|
|
|
|
|
by zsch
4777 days ago
|
|
The 2012 data I used as the basis of my program actually had the same thing you describe – the longest streak was an 8 game losing streak despite having more wins than losses overall. And I understand exactly where you're coming from. This is very preliminary, and if anything it was good coding practice for me. Though I very much intend to incorporate more significant factors like the lineup, the opposing team, and their history. |
|
Based on these models, you should have some good examples of selection bias, and see how the model changes based on what you are not testing for, but what is implicit in the data (since data is merely a set of samples of data generated by one iteration of the (unknowable to some degree) true talent functions for each team (player, lineup decision, injury, close call by an ump, etc.)

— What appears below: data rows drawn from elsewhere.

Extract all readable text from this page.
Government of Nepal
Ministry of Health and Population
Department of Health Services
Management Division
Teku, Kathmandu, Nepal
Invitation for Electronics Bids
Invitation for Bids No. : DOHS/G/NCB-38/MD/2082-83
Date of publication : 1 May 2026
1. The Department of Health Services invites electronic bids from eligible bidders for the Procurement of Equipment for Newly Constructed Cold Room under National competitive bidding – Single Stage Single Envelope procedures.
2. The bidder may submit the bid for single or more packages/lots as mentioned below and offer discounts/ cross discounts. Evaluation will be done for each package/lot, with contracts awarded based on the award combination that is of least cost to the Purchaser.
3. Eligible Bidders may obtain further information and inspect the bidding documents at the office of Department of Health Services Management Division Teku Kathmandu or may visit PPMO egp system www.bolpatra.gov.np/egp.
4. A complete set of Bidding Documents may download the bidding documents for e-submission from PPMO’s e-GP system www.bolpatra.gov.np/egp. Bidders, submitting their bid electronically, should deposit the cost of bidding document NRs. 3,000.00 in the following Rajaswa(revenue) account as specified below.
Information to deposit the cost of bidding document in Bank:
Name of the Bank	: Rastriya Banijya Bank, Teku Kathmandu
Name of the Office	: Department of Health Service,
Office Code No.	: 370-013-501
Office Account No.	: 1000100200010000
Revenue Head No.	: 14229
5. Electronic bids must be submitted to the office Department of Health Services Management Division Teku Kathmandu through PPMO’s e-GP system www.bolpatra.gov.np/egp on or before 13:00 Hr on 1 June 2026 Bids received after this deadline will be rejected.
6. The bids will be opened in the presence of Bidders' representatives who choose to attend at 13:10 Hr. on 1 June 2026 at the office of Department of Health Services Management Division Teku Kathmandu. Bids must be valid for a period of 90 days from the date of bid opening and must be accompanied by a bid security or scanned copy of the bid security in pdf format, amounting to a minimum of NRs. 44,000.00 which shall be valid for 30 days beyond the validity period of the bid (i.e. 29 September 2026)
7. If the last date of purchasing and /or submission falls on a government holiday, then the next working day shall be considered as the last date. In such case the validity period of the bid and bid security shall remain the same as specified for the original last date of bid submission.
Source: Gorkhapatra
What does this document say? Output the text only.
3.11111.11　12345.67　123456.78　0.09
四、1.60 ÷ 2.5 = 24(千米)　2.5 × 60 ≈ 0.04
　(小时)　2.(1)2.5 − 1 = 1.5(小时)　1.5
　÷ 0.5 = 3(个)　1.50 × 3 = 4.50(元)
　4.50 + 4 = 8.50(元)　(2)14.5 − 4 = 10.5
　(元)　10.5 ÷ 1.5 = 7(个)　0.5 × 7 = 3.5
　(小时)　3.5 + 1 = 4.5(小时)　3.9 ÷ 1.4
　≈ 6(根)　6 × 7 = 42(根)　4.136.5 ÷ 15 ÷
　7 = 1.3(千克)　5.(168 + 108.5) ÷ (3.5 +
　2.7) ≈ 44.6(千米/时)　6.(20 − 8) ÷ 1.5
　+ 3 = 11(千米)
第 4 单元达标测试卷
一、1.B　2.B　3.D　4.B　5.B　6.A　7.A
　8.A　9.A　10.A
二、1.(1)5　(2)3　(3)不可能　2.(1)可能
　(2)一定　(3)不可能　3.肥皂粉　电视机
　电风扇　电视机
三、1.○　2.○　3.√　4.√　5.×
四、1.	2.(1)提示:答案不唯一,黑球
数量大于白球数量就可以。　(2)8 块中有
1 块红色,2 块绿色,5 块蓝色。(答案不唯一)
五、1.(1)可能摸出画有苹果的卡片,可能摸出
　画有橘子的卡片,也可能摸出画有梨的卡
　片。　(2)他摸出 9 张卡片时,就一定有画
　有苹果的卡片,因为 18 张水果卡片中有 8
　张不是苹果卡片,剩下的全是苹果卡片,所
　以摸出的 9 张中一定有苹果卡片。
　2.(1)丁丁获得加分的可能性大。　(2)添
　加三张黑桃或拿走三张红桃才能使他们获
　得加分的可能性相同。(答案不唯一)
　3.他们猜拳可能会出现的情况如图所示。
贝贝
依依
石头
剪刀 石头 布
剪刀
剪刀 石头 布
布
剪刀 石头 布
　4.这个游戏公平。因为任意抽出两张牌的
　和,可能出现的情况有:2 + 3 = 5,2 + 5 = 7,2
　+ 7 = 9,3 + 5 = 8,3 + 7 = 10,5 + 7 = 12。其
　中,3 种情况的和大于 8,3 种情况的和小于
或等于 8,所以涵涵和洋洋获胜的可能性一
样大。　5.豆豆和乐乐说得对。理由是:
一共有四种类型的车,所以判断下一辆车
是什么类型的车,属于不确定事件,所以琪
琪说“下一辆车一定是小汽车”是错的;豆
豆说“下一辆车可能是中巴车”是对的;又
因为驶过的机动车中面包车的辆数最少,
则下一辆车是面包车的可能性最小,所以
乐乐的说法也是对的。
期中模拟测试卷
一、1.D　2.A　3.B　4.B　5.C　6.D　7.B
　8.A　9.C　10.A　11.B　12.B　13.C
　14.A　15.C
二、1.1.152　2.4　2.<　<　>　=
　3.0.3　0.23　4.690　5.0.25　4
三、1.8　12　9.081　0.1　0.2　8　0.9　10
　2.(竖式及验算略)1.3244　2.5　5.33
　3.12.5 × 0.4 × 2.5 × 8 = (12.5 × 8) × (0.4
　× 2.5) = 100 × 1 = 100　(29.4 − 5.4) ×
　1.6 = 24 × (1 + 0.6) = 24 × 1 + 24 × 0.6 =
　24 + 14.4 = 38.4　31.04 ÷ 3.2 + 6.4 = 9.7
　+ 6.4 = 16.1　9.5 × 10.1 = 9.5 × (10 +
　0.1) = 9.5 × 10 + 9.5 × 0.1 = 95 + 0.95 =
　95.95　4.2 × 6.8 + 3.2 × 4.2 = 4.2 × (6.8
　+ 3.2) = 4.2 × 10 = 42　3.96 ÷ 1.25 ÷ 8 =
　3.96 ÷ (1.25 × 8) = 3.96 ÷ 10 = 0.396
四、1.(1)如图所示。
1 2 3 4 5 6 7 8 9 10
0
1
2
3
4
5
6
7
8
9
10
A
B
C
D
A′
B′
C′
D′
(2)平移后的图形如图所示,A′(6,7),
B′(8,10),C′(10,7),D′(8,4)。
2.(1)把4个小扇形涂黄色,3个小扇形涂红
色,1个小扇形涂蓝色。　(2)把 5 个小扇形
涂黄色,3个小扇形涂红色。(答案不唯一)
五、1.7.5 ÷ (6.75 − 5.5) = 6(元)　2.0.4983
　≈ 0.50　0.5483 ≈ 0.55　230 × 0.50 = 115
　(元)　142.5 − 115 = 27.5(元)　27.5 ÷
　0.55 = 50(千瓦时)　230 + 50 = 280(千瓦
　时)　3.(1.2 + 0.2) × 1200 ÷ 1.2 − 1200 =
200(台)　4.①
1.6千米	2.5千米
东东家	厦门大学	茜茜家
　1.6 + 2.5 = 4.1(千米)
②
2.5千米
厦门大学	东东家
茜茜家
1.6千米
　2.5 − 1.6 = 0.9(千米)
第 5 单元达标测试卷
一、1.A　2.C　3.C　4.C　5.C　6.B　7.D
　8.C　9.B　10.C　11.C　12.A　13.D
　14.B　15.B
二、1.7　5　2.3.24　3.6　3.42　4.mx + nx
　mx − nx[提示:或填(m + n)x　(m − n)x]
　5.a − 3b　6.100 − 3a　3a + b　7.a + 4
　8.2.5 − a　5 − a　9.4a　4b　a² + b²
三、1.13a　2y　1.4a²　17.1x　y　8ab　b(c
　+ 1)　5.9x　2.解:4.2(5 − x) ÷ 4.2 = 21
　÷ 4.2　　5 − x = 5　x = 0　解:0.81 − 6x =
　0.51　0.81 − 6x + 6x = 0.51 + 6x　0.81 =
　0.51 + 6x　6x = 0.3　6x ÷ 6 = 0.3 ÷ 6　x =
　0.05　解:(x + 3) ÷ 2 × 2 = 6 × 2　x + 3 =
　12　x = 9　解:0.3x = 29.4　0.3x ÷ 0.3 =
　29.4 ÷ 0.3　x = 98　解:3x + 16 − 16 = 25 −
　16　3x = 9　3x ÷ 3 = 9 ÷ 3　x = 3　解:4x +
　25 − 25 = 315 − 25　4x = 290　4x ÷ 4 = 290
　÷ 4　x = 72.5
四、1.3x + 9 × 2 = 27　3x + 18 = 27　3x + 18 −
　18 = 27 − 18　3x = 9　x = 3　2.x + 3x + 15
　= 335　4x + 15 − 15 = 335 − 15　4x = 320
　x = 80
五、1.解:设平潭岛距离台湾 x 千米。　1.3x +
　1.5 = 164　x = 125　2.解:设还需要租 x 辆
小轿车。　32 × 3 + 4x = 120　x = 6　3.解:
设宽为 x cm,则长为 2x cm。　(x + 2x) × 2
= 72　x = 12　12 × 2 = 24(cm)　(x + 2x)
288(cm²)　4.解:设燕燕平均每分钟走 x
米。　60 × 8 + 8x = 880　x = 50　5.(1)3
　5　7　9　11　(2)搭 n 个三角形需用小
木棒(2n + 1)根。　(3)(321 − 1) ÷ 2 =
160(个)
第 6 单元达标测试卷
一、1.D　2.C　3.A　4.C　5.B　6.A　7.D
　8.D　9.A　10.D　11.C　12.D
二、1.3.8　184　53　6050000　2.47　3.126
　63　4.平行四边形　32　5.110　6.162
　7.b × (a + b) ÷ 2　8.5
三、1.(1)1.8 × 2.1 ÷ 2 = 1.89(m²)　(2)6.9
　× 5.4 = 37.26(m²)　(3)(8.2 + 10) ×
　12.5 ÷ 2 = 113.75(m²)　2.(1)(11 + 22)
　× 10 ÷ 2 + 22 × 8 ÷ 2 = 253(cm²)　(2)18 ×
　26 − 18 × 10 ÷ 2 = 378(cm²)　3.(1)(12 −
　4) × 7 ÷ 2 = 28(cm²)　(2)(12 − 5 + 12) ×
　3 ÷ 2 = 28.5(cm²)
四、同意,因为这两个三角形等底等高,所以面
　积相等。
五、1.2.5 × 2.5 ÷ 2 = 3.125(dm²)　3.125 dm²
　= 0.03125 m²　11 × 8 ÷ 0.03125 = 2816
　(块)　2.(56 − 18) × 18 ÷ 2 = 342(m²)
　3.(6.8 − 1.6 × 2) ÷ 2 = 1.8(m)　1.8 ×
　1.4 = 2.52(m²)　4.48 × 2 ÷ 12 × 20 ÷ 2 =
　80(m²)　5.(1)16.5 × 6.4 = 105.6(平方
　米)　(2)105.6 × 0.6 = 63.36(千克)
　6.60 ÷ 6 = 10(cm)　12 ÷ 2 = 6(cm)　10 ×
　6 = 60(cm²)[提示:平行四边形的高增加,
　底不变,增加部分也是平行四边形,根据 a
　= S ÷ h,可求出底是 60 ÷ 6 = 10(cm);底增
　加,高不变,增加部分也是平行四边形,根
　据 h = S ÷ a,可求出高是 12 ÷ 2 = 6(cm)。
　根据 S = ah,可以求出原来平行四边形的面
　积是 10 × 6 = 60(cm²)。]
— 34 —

If you're interested in going down the rabbit hole, there's tons of people who can show the way (and they're nice! At least tangotiger is way nicer than he should be in listening to people who have put no effort in understanding what is good and what is beginner's blind bliss)
Hot and cold streaks are just random variance, so is whether balls are hit within reach of fielders or safely out of reach, given a certain contact quality (ground ball, fly ball, infield pop up, or line drive all have vastly different tendencies to fall for a hit - line drives ~.600-700 babip if I recall, FB ~ low .200ish, GB ~ .300, pop up 0ish?) point is these are all known, to se degree, given the historical data.
If anyone wants to explore this stuff further let me know & I can point you to the right spots to help a specific interest?